A relaxation in the brow and around the mouth, a devil-may-care look in the eyes. A simpleness that for the most part wasn't present, that the usual mask for no apparent reason often disguised, and yet the face, in its place, wasn't pure innocence either; it seemed, in fact, more mischievous than sensitive or naïve. A puckish expression which having tired of its underground chambers had returned to stake its renewed interest in life-participation on a casual basis, perhaps, in time, working itself up to a job share.

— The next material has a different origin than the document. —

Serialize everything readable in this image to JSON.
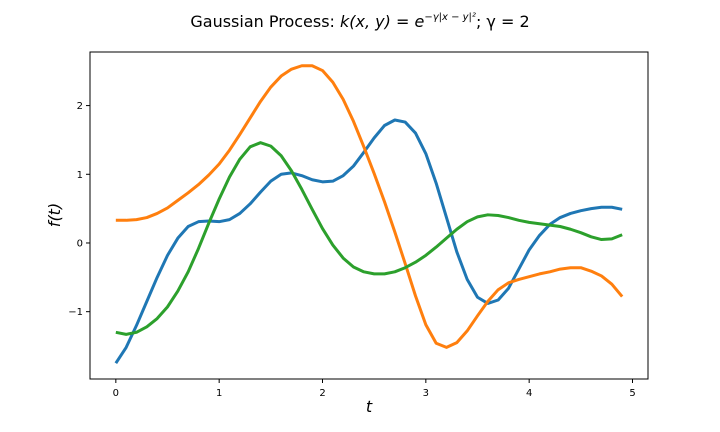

But although this mirrored revelation was caught, the circumstances were far from ideal, for at the height of its reveal, the conversation, already engaged in, was in a two-way flow, which was also in competition with the background: pop music and other stilted conversations going on around as other customers too had their hair shampooed and snipped. The person in the chair had to be sly to not appear narcissistic, particularly since that wasn't who she was at all, and yet this fresh perspective was fascinating, like a view she never expected to see from her apartment but somehow suddenly could.
She wanted to stare, to inch the chair closer to the mirror and examine every pore; touch this fine-looking skin and make sure it belonged to her and not some mirage that would vanish in a pool of illuminated glass, and yet because she was not alone she was prevented, as were her hands which, beneath the black gown, were forced to cling to her thighs. So, all she had were her eyes, which seemed unable to tell whether it was a trick of the light or the simple fact that she was farther away from her reflection. The mirror image had everything and did everything she did: the same shapes, the same contours, the same gestures, and yet was not what she usually saw when she appraised herself before she walked out the door.
The face she glimpsed, and would continue to recognise, was attractive enough, and in its own way, right.